The 0.1 coefficient for age means that for every additional year in age, the model will predict that a person will weigh 0.1 additional pounds, holding height constant. This coefficient is significant at the 0.05 level, that is, the p-value is less than or equal to 0.05.

Regression coefficients and r-squared are both measures used in regression analysis to evaluate the fit of a model and the relationship between the independent and dependent variables. However, they are different measures with different interpretations.

Regression coefficients are estimated values that describe the relationship between each independent variable and the dependent variable in a regression model. Each independent variable in the model is associated with its own regression coefficient, which represents the change in the dependent variable associated with a unit change in the independent variable, holding all other independent variables constant. Regression coefficients are used to make predictions about the dependent variable based on changes in the independent variables.

R-squared (R^2), on the other hand, is a statistical measure that represents the proportion of the variance in the dependent variable that is explained by the independent variables in a regression model. R-squared values range from 0 to 1, with higher values indicating a better fit between the model and the data. R-squared is a summary measure that provides information about the overall goodness-of-fit of the model. It can also be used to identify potential outliers or influential observations that may be affecting the model fit.

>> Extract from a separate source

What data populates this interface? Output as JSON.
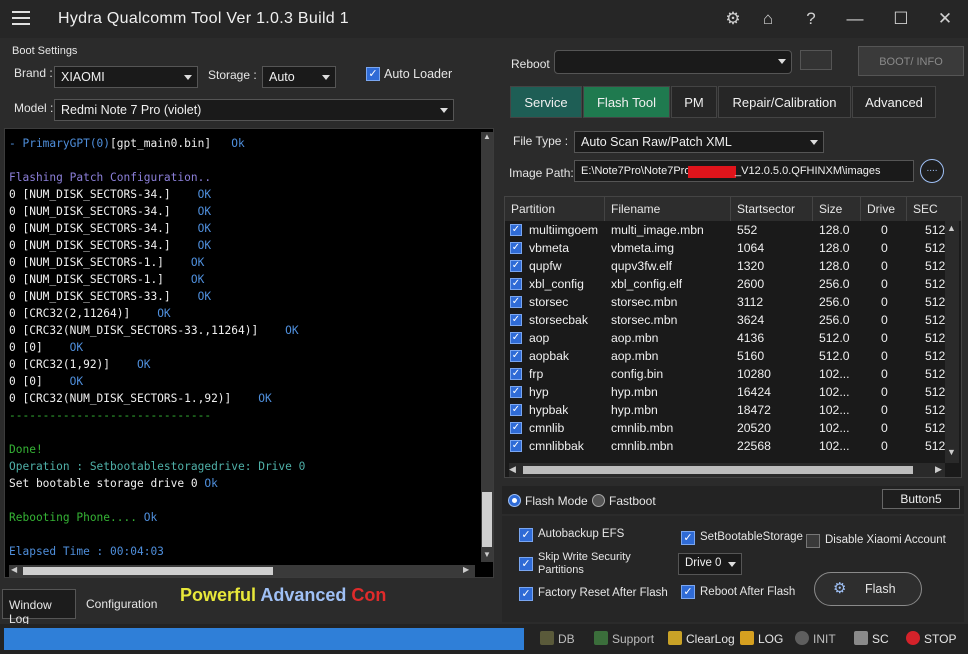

A high R-squared value indicates that a large portion of the variation in the dependent variable is explained by the independent variables in the model, which suggests that the model is a good fit for the data. On the other hand, a low R-squared value indicates that a small portion of the variation in the dependent variable is explained by the independent variables, which suggests that the model may not be a good fit for the data.

As miraculous as regression is, there are important things to keep in mind if you want a trustworthy result. First, you have to specify the model correctly. If you fail to include all important variables the results can be biased.

It’s important to model responsibly—check for technical problems such as overfit and, as much as you are able, start with a theory. Modern data mining is a potent place to start modeling but blind automation of features can result in automating randomness.

Crucially, correlation doesn’t imply causation. When there are many other elements involved (what statisticians call confounding variables) or where there is excessive correlation between independent variables (called multicollinearity), the model can mislead.

Models don’t have to be causal to be insightful. This is why machine learning and AI are used by the biggest and most valuable companies in the world. Machines can perform vastly more complex types of regression and correlations in vast datasets that humans can’t.

Basic understanding of regression can give you an intuition for an important statistical analysis tool that has wide application in business, policy, and science. Machine learning has supersized regression. Many AI models are effectively huge and sophisticated regression analyses which change and adapt to data on their own. It’s vital to have minimum viable math and sound critical reasoning because people can make mistakes with modeling inputs and in how they interpret results.